Hoje eu acordei com vontade de ser ninguém. Com o gosto
amargo de quem deixa a vida passar. Levantei da cama e senti o peso de três
mundos nas costas e voltei a deitar. Ignorei meus compromissos como um
transeunte ignora o canto da rua que contém um mendigo pedindo dinheiro.
Ignorei meus impulsos de tentar e os de desistir – fui nada por um dia. A vida
que me chuta o estômago me convida pra viver, cê acredita? Sei que sim, e que é
assim com você também.
Por um dia eu quis ser arrastada pelas horas até chegar em
outro mês, outro ano, outra vida. Eu quis voltar pro útero e ficar por lá. A
gente sofre com o sofrimento e se cobra por estar sofrendo. A gente se condena
porque precisa de um dia desses pra ser nada. Todos os dias eu acordo às sete
da manhã pra ser alguém. Uma filha, uma amiga, uma funcionária, uma estudante,
uma namorada. E cada uma delas chega cansada no fim do dia; com o peso de não
ter conseguido o que queria, por ter feito o que não devia, por não ter falado
o que realmente importa, por ter pensado demais ou de menos.

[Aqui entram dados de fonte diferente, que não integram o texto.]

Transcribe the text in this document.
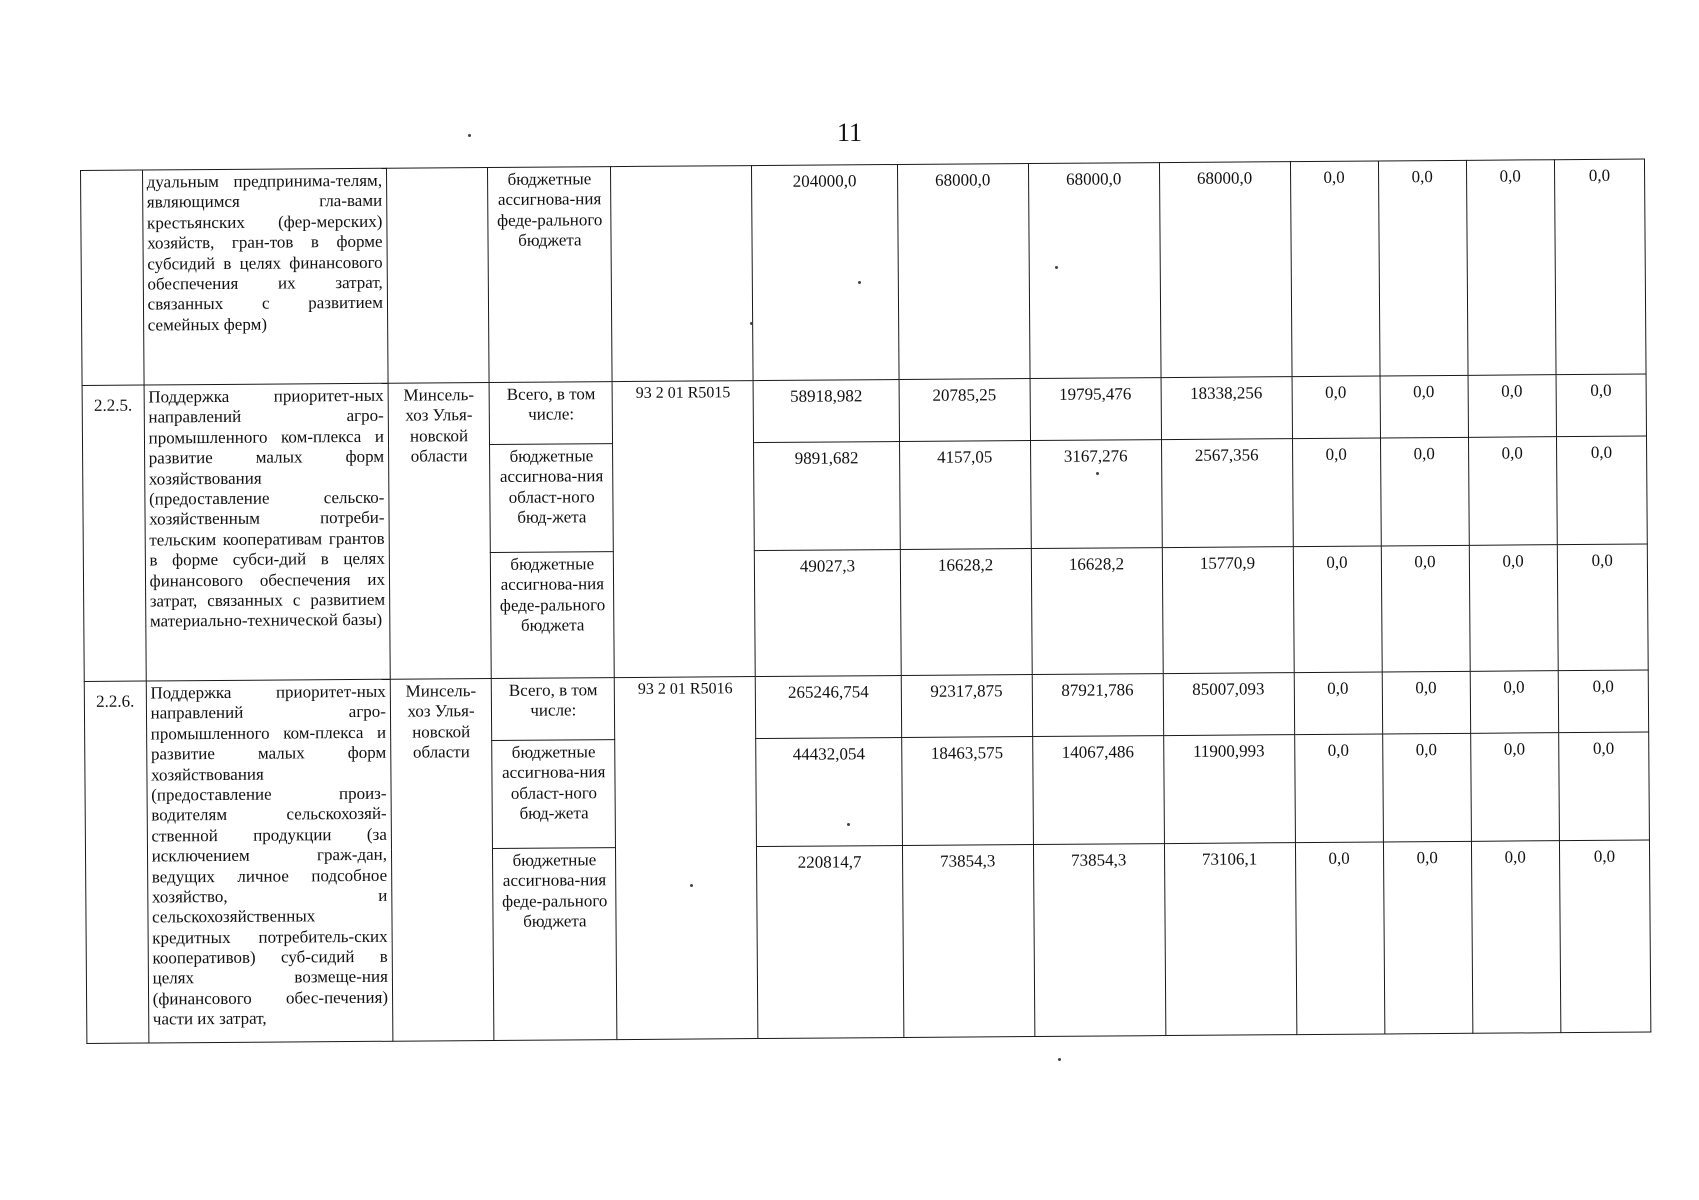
11
	дуальным предпринима-телям, являющимся гла-вами крестьянских (фер-мерских) хозяйств, гран-тов в форме субсидий в целях финансового обеспечения их затрат, связанных с развитием семейных ферм)		бюджетные ассигнова-ния феде-рального бюджета		204000,0	68000,0	68000,0	68000,0	0,0	0,0	0,0	0,0
2.2.5.	Поддержка приоритет-ных направлений агро-промышленного ком-плекса и развитие малых форм хозяйствования (предоставление сельско-хозяйственным потреби-тельским кооперативам грантов в форме субси-дий в целях финансового обеспечения их затрат, связанных с развитием материально-технической базы)	Минсель-хоз Улья-новской области	Всего, в том числе:	93 2 01 R5015	58918,982	20785,25	19795,476	18338,256	0,0	0,0	0,0	0,0
			бюджетные ассигнова-ния област-ного бюд-жета		9891,682	4157,05	3167,276	2567,356	0,0	0,0	0,0	0,0
			бюджетные ассигнова-ния феде-рального бюджета		49027,3	16628,2	16628,2	15770,9	0,0	0,0	0,0	0,0
2.2.6.	Поддержка приоритет-ных направлений агро-промышленного ком-плекса и развитие малых форм хозяйствования (предоставление произ-водителям сельскохозяй-ственной продукции (за исключением граж-дан, ведущих личное подсобное хозяйство, и сельскохозяйственных кредитных потребитель-ских кооперативов) суб-сидий в целях возмеще-ния (финансового обес-печения) части их затрат,	Минсель-хоз Улья-новской области	Всего, в том числе:	93 2 01 R5016	265246,754	92317,875	87921,786	85007,093	0,0	0,0	0,0	0,0
			бюджетные ассигнова-ния област-ного бюд-жета		44432,054	18463,575	14067,486	11900,993	0,0	0,0	0,0	0,0
			бюджетные ассигнова-ния феде-рального бюджета		220814,7	73854,3	73854,3	73106,1	0,0	0,0	0,0	0,0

Todos os dias eu volto pra casa sobrecarregada de mim, na
alma e no corpo. Mas pra cada desejo de desistir de ser alguém existe uma
vontade ainda maior de ser o dobro do que já sou. Duas vezes namorada, duas
vezes filha, duas vezes amiga. E voltar pra casa no fim do dia duas vezes mais
cansada, porque vale a pena. Viver não é leve como dizem - ou você vive e
carrega quem você é ou passa a vida sendo ninguém mas querendo ser alguma
coisa.
Eu decidi que apesar do peso de três mundos nas minhas
costas eu não vou desistir de ser quem eu sou. Eu não vou frear meus sonhos nem
ignorar meus medos. Porque se dez vezes eu cheguei no fundo do poço, onze vezes
eu descobri como é bom alcançar a superfície novamente. E mesmo que doa, que
canse e que me deixe sem fôlego a ponto de tirar um dia só pra ser ninguém, eu
vou continuar vivendo. E eu não vou me condenar por querer desistir, porque
mais forte do que aquele que nunca pensou em abandonar o barco é aquele que já
quis se deixar afundar, mas quando percebe já está remando de novo.
Querer viver e não conseguir é igual a viver sem querer. Então eu vou acordar amanhã e, apesar do gosto amargo e do peso das costas, eu vou viver querendo vida.
Querer viver e não conseguir é igual a viver sem querer. Então eu vou acordar amanhã e, apesar do gosto amargo e do peso das costas, eu vou viver querendo vida.